[Infectious Disease Modelling, 10 December 2020]

When using SIR and related models, it is common to assume that the infection rate is proportional to the product of susceptible and infected individuals. While this assumption works at the onset of the outbreak, the infection force saturates as the outbreak progresses, even in the absence of any interventions. We use a simple agent–based model to illustrate this saturation effect. Its continuum limit leads a modified SIR model with exponential saturation. The derivation is based on first principles incorporating the spread radius and population density. We use the data for coronavirus outbreak for the period from March to June, to show that using SIR model with saturation is sufficient to capture the disease dynamics for many jurstictions, including the overall world-wide disease curve progression. Our model suggests the R0 value of above 8 at the onset of infection, but with infection quickly “flattening out”, leading to a long-term sustained sub-exponential spread.

[Royal Society Open Science, 5 October 2022]

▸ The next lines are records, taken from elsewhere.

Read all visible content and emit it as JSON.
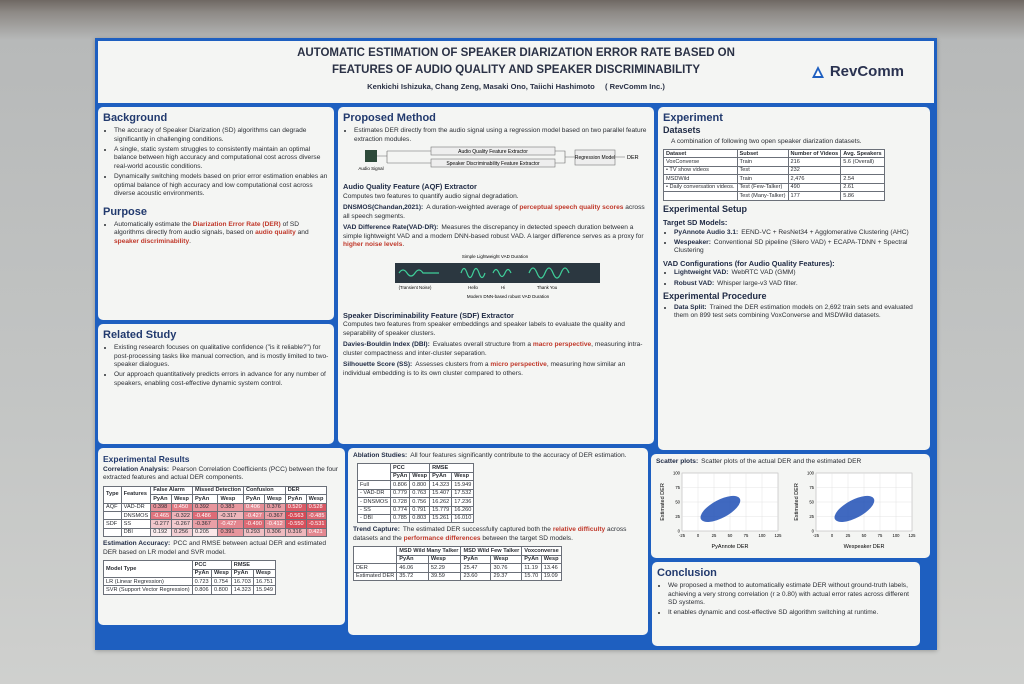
{
  "header": {
    "title_lines": [
      "AUTOMATIC ESTIMATION OF SPEAKER DIARIZATION ERROR RATE BASED ON",
      "FEATURES OF AUDIO QUALITY AND SPEAKER DISCRIMINABILITY"
    ],
    "authors": "Kenkichi Ishizuka, Chang Zeng, Masaki Ono, Taiichi Hashimoto",
    "affiliation": "( RevComm Inc.)",
    "logo": "RevComm"
  },
  "background": {
    "heading": "Background",
    "bullets": [
      "The accuracy of Speaker Diarization (SD) algorithms can degrade significantly in challenging conditions.",
      "A single, static system struggles to consistently maintain an optimal balance between high accuracy and computational cost across diverse real-world acoustic conditions.",
      "Dynamically switching models based on prior error estimation enables an optimal balance of high accuracy and low computational cost across diverse acoustic environments."
    ]
  },
  "purpose": {
    "heading": "Purpose",
    "bullets": [
      [
        "Automatically estimate the ",
        "Diarization Error Rate (DER)",
        " of SD algorithms directly from audio signals, based on ",
        "audio quality",
        " and ",
        "speaker discriminability",
        "."
      ]
    ]
  },
  "related": {
    "heading": "Related Study",
    "bullets": [
      "Existing research focuses on qualitative confidence (\"is it reliable?\") for post-processing tasks like manual correction, and is mostly limited to two-speaker dialogues.",
      "Our approach quantitatively predicts errors in advance for any number of speakers, enabling cost-effective dynamic system control."
    ]
  },
  "method": {
    "heading": "Proposed Method",
    "bullets": [
      "Estimates DER directly from the audio signal using a regression model based on two parallel feature extraction modules."
    ],
    "diagram": {
      "input": "Audio Signal",
      "extractors": [
        "Audio Quality Feature Extractor",
        "Speaker Discriminability Feature Extractor"
      ],
      "model": "Regression Model",
      "output": "DER"
    },
    "aqf_heading": "Audio Quality Feature (AQF) Extractor",
    "aqf_text": "Computes two features to quantify audio signal degradation.",
    "dnsmos": {
      "term": "DNSMOS(Chandan,2021):",
      "text": [
        "A duration-weighted average of ",
        "perceptual speech quality scores",
        " across all speech segments."
      ]
    },
    "vad": {
      "term": "VAD Difference Rate(VAD-DR):",
      "text": [
        "Measures the discrepancy in detected speech duration between a simple lightweight VAD and a modern DNN-based robust VAD. A larger difference serves as a proxy for ",
        "higher noise levels",
        "."
      ]
    },
    "waveform": {
      "top": "Simple Lightweight VAD Duration",
      "segments": [
        "(Transient Noise)",
        "Hello",
        "Hi",
        "Thank You"
      ],
      "bottom": "Modern DNN-based robust VAD Duration"
    },
    "sdf_heading": "Speaker Discriminability Feature (SDF) Extractor",
    "sdf_text": "Computes two features from speaker embeddings and speaker labels to evaluate the quality and separability of speaker clusters.",
    "dbi": {
      "term": "Davies-Bouldin Index (DBI):",
      "text": [
        "Evaluates overall structure from a ",
        "macro perspective",
        ", measuring intra-cluster compactness and inter-cluster separation."
      ]
    },
    "ss": {
      "term": "Silhouette Score (SS):",
      "text": [
        "Assesses clusters from a ",
        "micro perspective",
        ", measuring how similar an individual embedding is to its own cluster compared to others."
      ]
    }
  },
  "experiment": {
    "heading": "Experiment",
    "datasets_heading": "Datasets",
    "datasets_text": "A combination of following two open speaker diarization datasets.",
    "datasets_table": {
      "header": [
        "Dataset",
        "Subset",
        "Number of Videos",
        "Avg. Speakers"
      ],
      "rows": [
        [
          "VoxConverse",
          "Train",
          "216",
          "5.6 (Overall)"
        ],
        [
          "• TV show videos",
          "Test",
          "232",
          null
        ],
        [
          "MSDWild",
          "Train",
          "2,476",
          "2.54"
        ],
        [
          "• Daily conversation videos.",
          "Test (Few-Talker)",
          "490",
          "2.61"
        ],
        [
          null,
          "Test (Many-Talker)",
          "177",
          "5.86"
        ]
      ]
    },
    "setup_heading": "Experimental Setup",
    "models_heading": "Target SD Models:",
    "models": [
      {
        "term": "PyAnnote Audio 3.1:",
        "text": "EEND-VC + ResNet34 + Agglomerative Clustering (AHC)"
      },
      {
        "term": "Wespeaker:",
        "text": "Conventional SD pipeline (Silero VAD) + ECAPA-TDNN + Spectral Clustering"
      }
    ],
    "vad_heading": "VAD Configurations (for Audio Quality Features):",
    "vads": [
      {
        "term": "Lightweight VAD:",
        "text": "WebRTC VAD (GMM)"
      },
      {
        "term": "Robust VAD:",
        "text": "Whisper large-v3 VAD filter."
      }
    ],
    "procedure_heading": "Experimental Procedure",
    "procedure": [
      {
        "term": "Data Split:",
        "text": "Trained the DER estimation models on 2,692 train sets and evaluated them on 899 test sets combining VoxConverse and MSDWild datasets."
      }
    ]
  },
  "results": {
    "heading": "Experimental Results",
    "correlation": {
      "term": "Correlation Analysis:",
      "text": "Pearson Correlation Coefficients (PCC) between the four extracted features and actual DER components."
    },
    "correlation_table": {
      "heatmap": true,
      "header": [
        "Type",
        "Features",
        "False Alarm",
        "Missed Detection",
        "Confusion",
        "DER"
      ],
      "sub": [
        "PyAn",
        "Wesp",
        "PyAn",
        "Wesp",
        "PyAn",
        "Wesp",
        "PyAn",
        "Wesp"
      ],
      "rows": [
        [
          "AQF",
          "VAD-DR",
          "0.398",
          "0.450",
          "0.392",
          "0.383",
          "0.406",
          "0.376",
          "0.520",
          "0.528"
        ],
        [
          null,
          "DNSMOS",
          "-0.465",
          "-0.322",
          "-0.486",
          "-0.317",
          "-0.427",
          "-0.367",
          "-0.563",
          "-0.485"
        ],
        [
          "SDF",
          "SS",
          "-0.277",
          "-0.267",
          "-0.367",
          "-0.427",
          "-0.490",
          "-0.412",
          "-0.550",
          "-0.531"
        ],
        [
          null,
          "DBI",
          "0.192",
          "0.256",
          "0.205",
          "0.391",
          "0.293",
          "0.306",
          "0.316",
          "0.421"
        ]
      ]
    },
    "accuracy": {
      "term": "Estimation Accuracy:",
      "text": "PCC and RMSE between actual DER and estimated DER based on LR model and SVR model."
    },
    "accuracy_table": {
      "header": [
        "Model Type",
        "PCC",
        "RMSE"
      ],
      "sub": [
        "PyAn",
        "Wesp",
        "PyAn",
        "Wesp"
      ],
      "rows": [
        [
          "LR (Linear Regression)",
          "0.723",
          "0.754",
          "16.703",
          "16.751"
        ],
        [
          "SVR (Support Vector Regression)",
          "0.806",
          "0.800",
          "14.323",
          "15.949"
        ]
      ]
    },
    "ablation": {
      "term": "Ablation Studies:",
      "text": "All four features significantly contribute to the accuracy of DER estimation."
    },
    "ablation_table": {
      "header": [
        null,
        "PCC",
        "RMSE"
      ],
      "sub": [
        "PyAn",
        "Wesp",
        "PyAn",
        "Wesp"
      ],
      "rows": [
        [
          "Full",
          "0.806",
          "0.800",
          "14.323",
          "15.949"
        ],
        [
          "- VAD-DR",
          "0.779",
          "0.763",
          "15.407",
          "17.532"
        ],
        [
          "- DNSMOS",
          "0.728",
          "0.756",
          "16.262",
          "17.236"
        ],
        [
          "- SS",
          "0.774",
          "0.791",
          "15.779",
          "16.260"
        ],
        [
          "- DBI",
          "0.785",
          "0.803",
          "15.261",
          "16.010"
        ]
      ]
    },
    "trend": {
      "term": "Trend Capture:",
      "text": [
        "The estimated DER successfully captured both the ",
        "relative difficulty",
        " across datasets and the ",
        "performance differences",
        " between the target SD models."
      ]
    },
    "trend_table": {
      "header": [
        null,
        "MSD Wild Many Talker",
        "MSD Wild Few Talker",
        "Voxconverse"
      ],
      "sub": [
        "PyAn",
        "Wesp",
        "PyAn",
        "Wesp",
        "PyAn",
        "Wesp"
      ],
      "rows": [
        [
          "DER",
          "46.06",
          "52.29",
          "25.47",
          "30.76",
          "11.19",
          "13.46"
        ],
        [
          "Estimated DER",
          "35.72",
          "39.59",
          "23.60",
          "29.37",
          "15.70",
          "19.09"
        ]
      ]
    },
    "scatter": {
      "term": "Scatter plots:",
      "text": "Scatter plots of the actual DER and the estimated DER"
    },
    "plots": [
      {
        "xlabel": "PyAnnote DER",
        "ylabel": "Estimated DER"
      },
      {
        "xlabel": "Wespeaker DER",
        "ylabel": "Estimated DER"
      }
    ],
    "xlim": [
      -25,
      125
    ],
    "xticks": [
      -25,
      0,
      25,
      50,
      75,
      100,
      125
    ],
    "ylim": [
      0,
      100
    ],
    "yticks": [
      0,
      25,
      50,
      75,
      100
    ]
  },
  "conclusion": {
    "heading": "Conclusion",
    "bullets": [
      "We proposed a method to automatically estimate DER without ground-truth labels, achieving a very strong correlation (r ≥ 0.80) with actual error rates across different SD systems.",
      "It enables dynamic and cost-effective SD algorithm switching at runtime."
    ]
  }
}
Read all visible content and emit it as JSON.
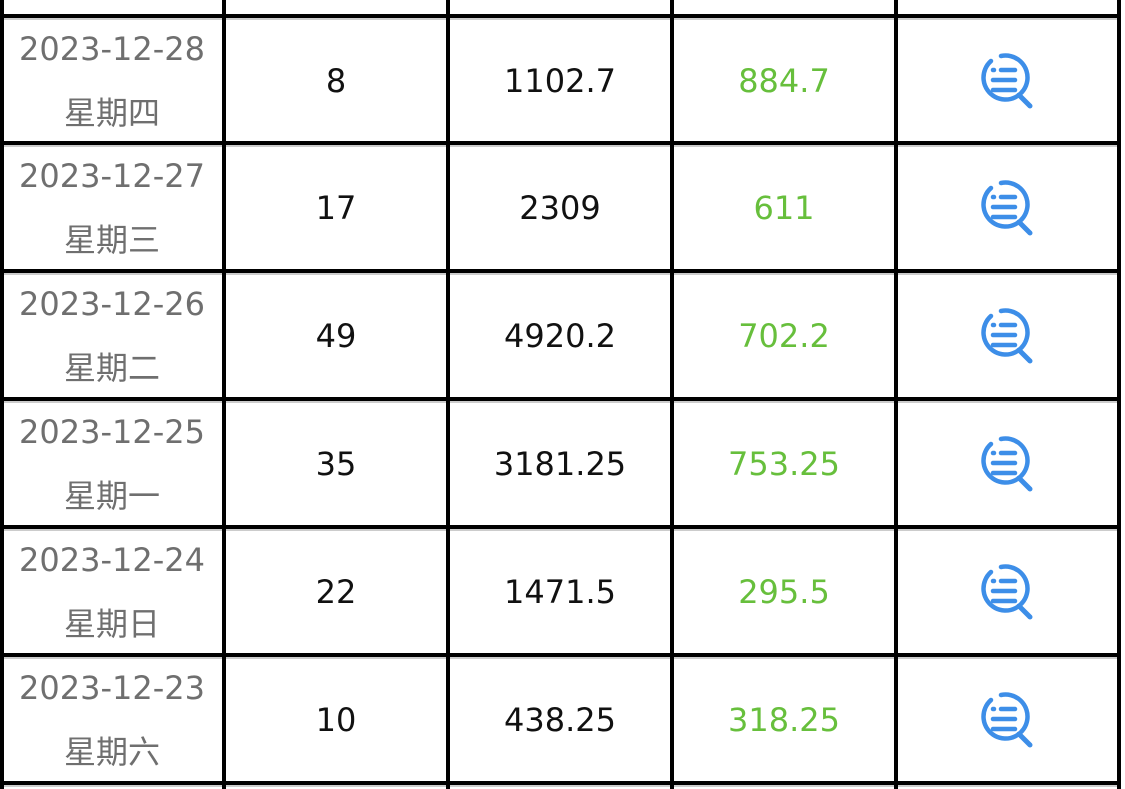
{
  "icon_color": "#3d8ee8",
  "value_color": "#67bf3c",
  "rows": [
    {
      "date": "2023-12-28",
      "weekday": "星期四",
      "count": "8",
      "total": "1102.7",
      "profit": "884.7",
      "action_icon": "search-list-icon"
    },
    {
      "date": "2023-12-27",
      "weekday": "星期三",
      "count": "17",
      "total": "2309",
      "profit": "611",
      "action_icon": "search-list-icon"
    },
    {
      "date": "2023-12-26",
      "weekday": "星期二",
      "count": "49",
      "total": "4920.2",
      "profit": "702.2",
      "action_icon": "search-list-icon"
    },
    {
      "date": "2023-12-25",
      "weekday": "星期一",
      "count": "35",
      "total": "3181.25",
      "profit": "753.25",
      "action_icon": "search-list-icon"
    },
    {
      "date": "2023-12-24",
      "weekday": "星期日",
      "count": "22",
      "total": "1471.5",
      "profit": "295.5",
      "action_icon": "search-list-icon"
    },
    {
      "date": "2023-12-23",
      "weekday": "星期六",
      "count": "10",
      "total": "438.25",
      "profit": "318.25",
      "action_icon": "search-list-icon"
    }
  ]
}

We present a simple model for the spread of an infection that incorporates spatial variability in population density. Starting from first-principle considerations, we explore how a novel partial differential equation with state-dependent diffusion can be obtained. This model exhibits higher infection rates in the areas of higher population density—a feature that we argue to be consistent with epidemiological observations. The model also exhibits an infection wave, the speed of which varies with population density. In addition, we demonstrate the possibility that an infection can ‘jump’ (i.e. tunnel) across areas of low population density towards areas of high population density. We briefly touch upon the data reported for coronavirus spread in the Canadian province of Nova Scotia as a case example with a number of qualitatively similar features as our model. Lastly, we propose a number of generalizations of the model towards future studies.